In ihrer Stimme schwingt
seit jenem Tag von Zeit zu Zeit
ein Anflug dieser Traurigkeit.
"Es geht mir gut", das klingt
wie Augen, die geöffnet scheinen
und hinter Fensterscheiben weinen.




Version von Erich Kykal

In ihrer Stimme schwingt
seit jenem Tag von Zeit zu Zeit
ein Anflug dieser Traurigkeit,

die seltsam schweigen macht
und aller Sinne sachtes Gut
erkühlt in jene Trauer tut.

"Es geht mir gut", das klingt
wie Augen, die geöffnet scheinen
und hinter trüben Scheiben weinen.

Erich Kykal 19.07.2015 19:43

Hi, Thomas!

Ein interessanter Duktus, der durch die rhythmische Heberverteilung in den Zeilen erreicht wird: 3-4-4-3-4-4

Kein Komma nach "klingt" in Z4.

Stilistischer/satzmelodischer Vorschlag für Z6: "die hinter trüben Scheiben weinen."

In Z3 wird von "dieser Traurigkeit" gesprochen, was eine spezielle Art von Traurigkeit impliziert. Leider wird nicht erklärt, worin diese spezielle Traurigkeit denn nun besteht oder wurzelt.

Also entweder die Zeile ändern: "ein Anflug sanfter Traurigkeit." oder so ...
- oder eine einleitende Strophe vor- oder zwischenstellen, die auf diese Art der Traurigkeit eingeht und sie erläutert. Am passensten erschiene mir eine Fortführung des Satzes mittels eines dreizeiligen mittigen Einschubs von der gleichen Hebungsfolge wie die Zeilen 1-3 und 4-6.

In etwa so:

In ihrer Stimme schwingt
seit jenem Tag von Zeit zu Zeit
ein Anflug dieser Traurigkeit,

die seltsam schweigen macht
und aller Sinne sachtes Gut
erkühlt in jene Trauer tut.

"Es geht mir gut", das klingt
wie Augen, die geöffnet scheinen
und hinter trüben Scheiben weinen.


Sehr gern gelesen und beklugfummelt!:)

LG, eKy

Thomas 20.07.2015 12:12

Lieber Erich,

vielen Dank. Du hast eine schöne Version geschaffen. Sie ist, wie es für dich nun mal typisch zu sein scheint, sehr schön rund.
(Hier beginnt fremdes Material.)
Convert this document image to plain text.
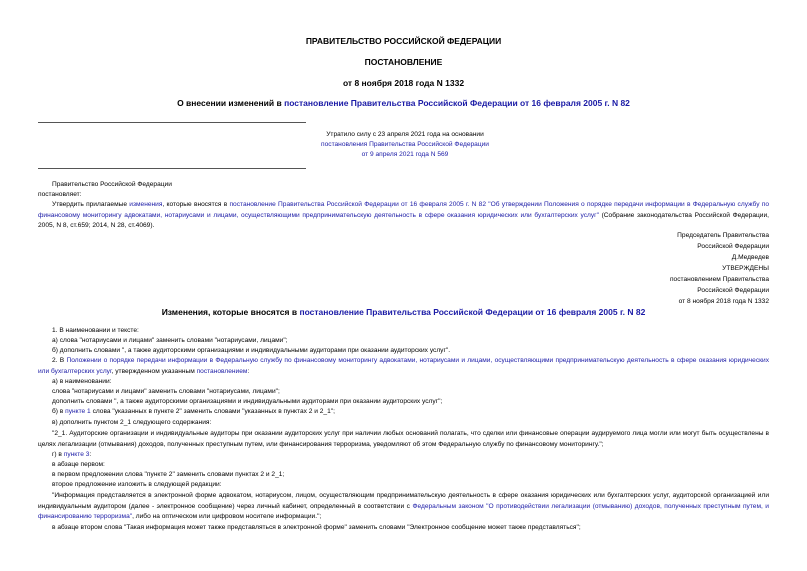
ПРАВИТЕЛЬСТВО РОССИЙСКОЙ ФЕДЕРАЦИИ
ПОСТАНОВЛЕНИЕ
от 8 ноября 2018 года N 1332
О внесении изменений в постановление Правительства Российской Федерации от 16 февраля 2005 г. N 82
Утратило силу с 23 апреля 2021 года на основании
постановления Правительства Российской Федерации
от 9 апреля 2021 года N 569
Правительство Российской Федерации
постановляет:
Утвердить прилагаемые изменения, которые вносятся в постановление Правительства Российской Федерации от 16 февраля 2005 г. N 82 "Об утверждении Положения о порядке передачи информации в Федеральную службу по финансовому мониторингу адвокатами, нотариусами и лицами, осуществляющими предпринимательскую деятельность в сфере оказания юридических или бухгалтерских услуг" (Собрание законодательства Российской Федерации, 2005, N 8, ст.659; 2014, N 28, ст.4069).
Председатель Правительства
Российской Федерации
Д.Медведев
УТВЕРЖДЕНЫ
постановлением Правительства
Российской Федерации
от 8 ноября 2018 года N 1332
Изменения, которые вносятся в постановление Правительства Российской Федерации от 16 февраля 2005 г. N 82
1. В наименовании и тексте:
а) слова "нотариусами и лицами" заменить словами "нотариусами, лицами";
б) дополнить словами ", а также аудиторскими организациями и индивидуальными аудиторами при оказании аудиторских услуг".
2. В Положении о порядке передачи информации в Федеральную службу по финансовому мониторингу адвокатами, нотариусами и лицами, осуществляющими предпринимательскую деятельность в сфере оказания юридических или бухгалтерских услуг, утвержденном указанным постановлением:
а) в наименовании:
слова "нотариусами и лицами" заменить словами "нотариусами, лицами";
дополнить словами ", а также аудиторскими организациями и индивидуальными аудиторами при оказании аудиторских услуг";
б) в пункте 1 слова "указанных в пункте 2" заменить словами "указанных в пунктах 2 и 2_1";
в) дополнить пунктом 2_1 следующего содержания:
"2_1. Аудиторские организации и индивидуальные аудиторы при оказании аудиторских услуг при наличии любых оснований полагать, что сделки или финансовые операции аудируемого лица могли или могут быть осуществлены в целях легализации (отмывания) доходов, полученных преступным путем, или финансирования терроризма, уведомляют об этом Федеральную службу по финансовому мониторингу.";
г) в пункте 3:
в абзаце первом:
в первом предложении слова "пункте 2" заменить словами пунктах 2 и 2_1;
второе предложение изложить в следующей редакции:
"Информация представляется в электронной форме адвокатом, нотариусом, лицом, осуществляющим предпринимательскую деятельность в сфере оказания юридических или бухгалтерских услуг, аудиторской организацией или индивидуальным аудитором (далее - электронное сообщение) через личный кабинет, определенный в соответствии с Федеральным законом "О противодействии легализации (отмыванию) доходов, полученных преступным путем, и финансированию терроризма", либо на оптическом или цифровом носителе информации.";
в абзаце втором слова "Такая информация может также представляться в электронной форме" заменить словами "Электронное сообщение может также представляться";
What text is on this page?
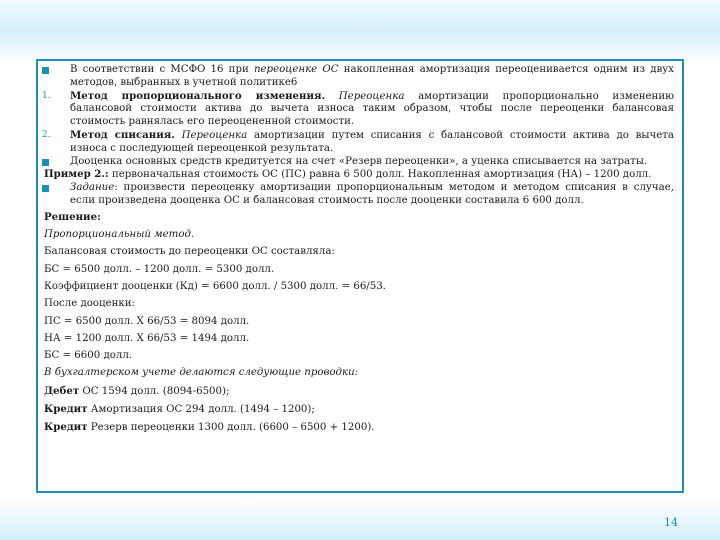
В соответствии с МСФО 16 при переоценке ОС накопленная амортизация переоценивается одним из двух методов, выбранных в учетной политике6
1.	Метод пропорционального изменения. Переоценка амортизации пропорционально изменению балансовой стоимости актива до вычета износа таким образом, чтобы после переоценки балансовая стоимость равнялась его переоцененной стоимости.
2.	Метод списания. Переоценка амортизации путем списания с балансовой стоимости актива до вычета износа с последующей переоценкой результата.
Дооценка основных средств кредитуется на счет «Резерв переоценки», а уценка списывается на затраты.
Пример 2.: первоначальная стоимость ОС (ПС) равна 6 500 долл. Накопленная амортизация (НА) – 1200 долл.
Задание: произвести переоценку амортизации пропорциональным методом и методом списания в случае, если произведена дооценка ОС и балансовая стоимость после дооценки составила 6 600 долл.
Решение:
Пропорциональный метод.
Балансовая стоимость до переоценки ОС составляла:
БС = 6500 долл. – 1200 долл. = 5300 долл.
Коэффициент дооценки (Кд) = 6600 долл. / 5300 долл. = 66/53.
После дооценки:
ПС = 6500 долл. Х 66/53 = 8094 долл.
НА = 1200 долл. Х 66/53 = 1494 долл.
БС = 6600 долл.
В бухгалтерском учете делаются следующие проводки:
Дебет ОС 1594 долл. (8094-6500);
Кредит Амортизация ОС 294 долл. (1494 – 1200);
Кредит Резерв переоценки 1300 долл. (6600 – 6500 + 1200).
14
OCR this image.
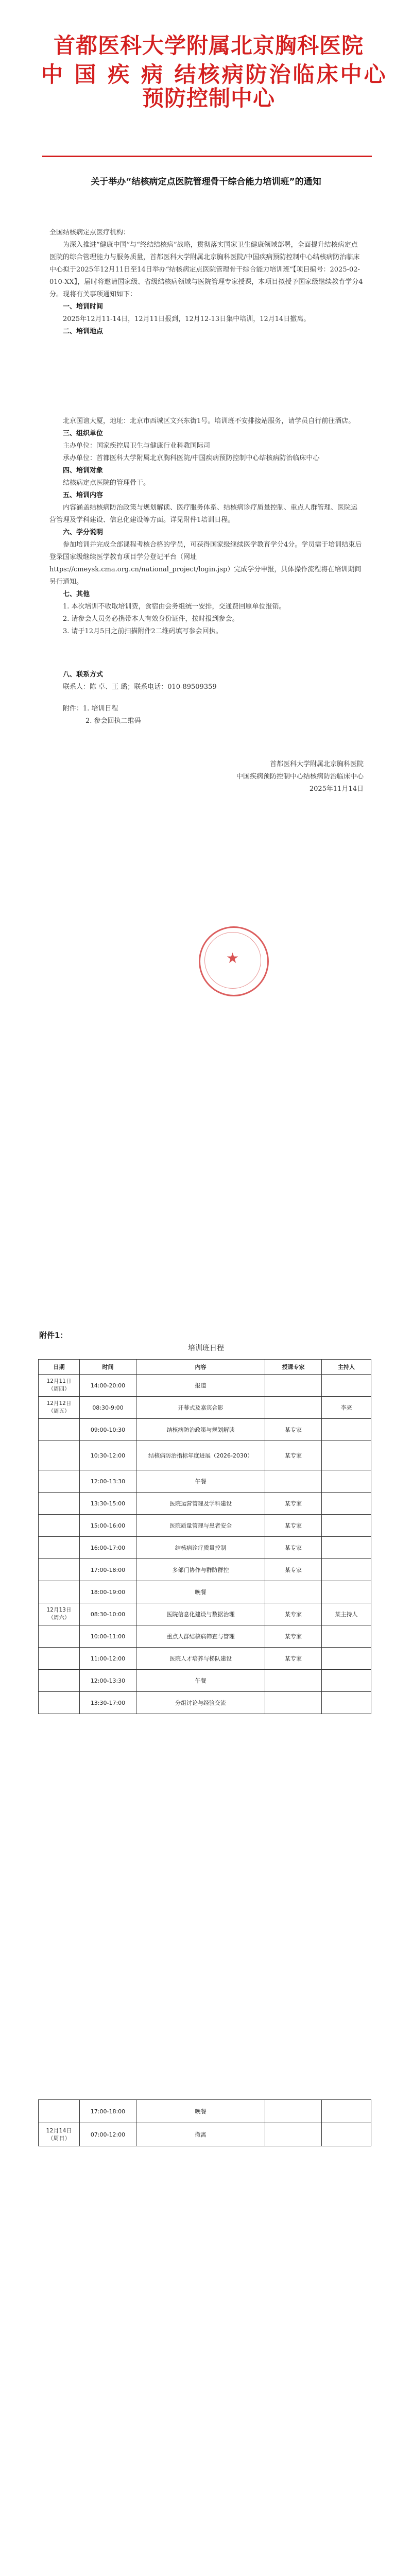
首都医科大学附属北京胸科医院
中 国 疾 病 结核病防治临床中心
预防控制中心
关于举办“结核病定点医院管理骨干综合能力培训班”的通知

全国结核病定点医疗机构：

为深入推进“健康中国”与“终结结核病”战略，贯彻落实国家卫生健康领域部署，全面提升结核病定点医院的综合管理能力与服务质量，首都医科大学附属北京胸科医院/中国疾病预防控制中心结核病防治临床中心拟于2025年12月11日至14日举办“结核病定点医院管理骨干综合能力培训班”【项目编号：2025-02-010-XX】，届时将邀请国家级、省级结核病领域与医院管理专家授课，本项目拟授予国家级继续教育学分4分。现将有关事项通知如下：

一、培训时间

2025年12月11-14日，12月11日报到，12月12-13日集中培训，12月14日撤离。

二、培训地点

北京国谊大厦，地址：北京市西城区文兴东街1号。培训班不安排接站服务，请学员自行前往酒店。

三、组织单位

主办单位：国家疾控局卫生与健康行业科教国际司

承办单位：首都医科大学附属北京胸科医院/中国疾病预防控制中心结核病防治临床中心

四、培训对象

结核病定点医院的管理骨干。

五、培训内容

内容涵盖结核病防治政策与规划解读、医疗服务体系、结核病诊疗质量控制、重点人群管理、医院运营管理及学科建设、信息化建设等方面。详见附件1培训日程。

六、学分说明

参加培训并完成全部课程考核合格的学员，可获得国家级继续医学教育学分4分。学员需于培训结束后登录国家级继续医学教育项目学分登记平台（网址 https://cmeysk.cma.org.cn/national_project/login.jsp）完成学分申报，具体操作流程将在培训期间另行通知。

七、其他

1. 本次培训不收取培训费，食宿由会务组统一安排，交通费回原单位报销。

2. 请参会人员务必携带本人有效身份证件，按时报到参会。

3. 请于12月5日之前扫描附件2二维码填写参会回执。

八、联系方式

联系人：陈 卓、王 璐；联系电话：010-89509359

附件：1. 培训日程

2. 参会回执二维码

首都医科大学附属北京胸科医院

中国疾病预防控制中心结核病防治临床中心

2025年11月14日

★
附件1：
培训班日程
日期	时间	内容	授课专家	主持人
12月11日
（周四）	14:00-20:00	报道		
12月12日
（周五）	08:30-9:00	开幕式及嘉宾合影		李亮
	09:00-10:30	结核病防治政策与规划解读	某专家	
	10:30-12:00	结核病防治指标年度进展（2026-2030）	某专家	
	12:00-13:30	午餐		
	13:30-15:00	医院运营管理及学科建设	某专家	
	15:00-16:00	医院质量管理与患者安全	某专家	
	16:00-17:00	结核病诊疗质量控制	某专家	
	17:00-18:00	多部门协作与群防群控	某专家	
	18:00-19:00	晚餐		
12月13日
（周六）	08:30-10:00	医院信息化建设与数据治理	某专家	某主持人
	10:00-11:00	重点人群结核病筛查与管理	某专家	
	11:00-12:00	医院人才培养与梯队建设	某专家	
	12:00-13:30	午餐		
	13:30-17:00	分组讨论与经验交流		
	17:00-18:00	晚餐		
12月14日
（周日）	07:00-12:00	撤离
Ich würde dagegen ehr sogar noch die ersten 3 Zeilen weglassen, wenn ich nicht befürchtet, dass das Ganze dann doch etwas zu offen bliebe.

Liebe Grüße
Thomas

Erich Kykal 20.07.2015 15:58

Hi, Thomas!

Was denn, NOCH mehr weglassen?

Ei, warum bist du lyrisch derzeit gar so kurz angebunden?

Du weißt doch:

Zu wenig und zuviel,
so geht der Narren Spiel!


:D

LG, eKy

Agneta 02.09.2015 09:53

mir gefällt die erste Version in ihrer Verknappung besser, zumal es verdichtet. Das "trübe Scheiben " wäre jedoch ein sinnvoller Vorschlag, weil es noch einmal bildlich den Schluß verstärkt.
Das stille Leiden der starken Menschen hast du hier gut rübergebracht, lieber Thomas.
LG von Agneta

Thomas 02.09.2015 16:28

Liebe Agneta,

sei herzlich willkommen! Vielen Dank für deine Meinung. Ich habe mir Erichs Vorschlag genau angesehen, und auch die "trüben Scheiben". Das Bild, das ich hervorrufen möchte sein eigentlich nicht trübe Scheiben, sondern Fensterscheiben, die undurchsichtig und getrübt sind, weil sie von innen beschlagen sind, wie das in feuchten Räumen tatsächlich vorkommt.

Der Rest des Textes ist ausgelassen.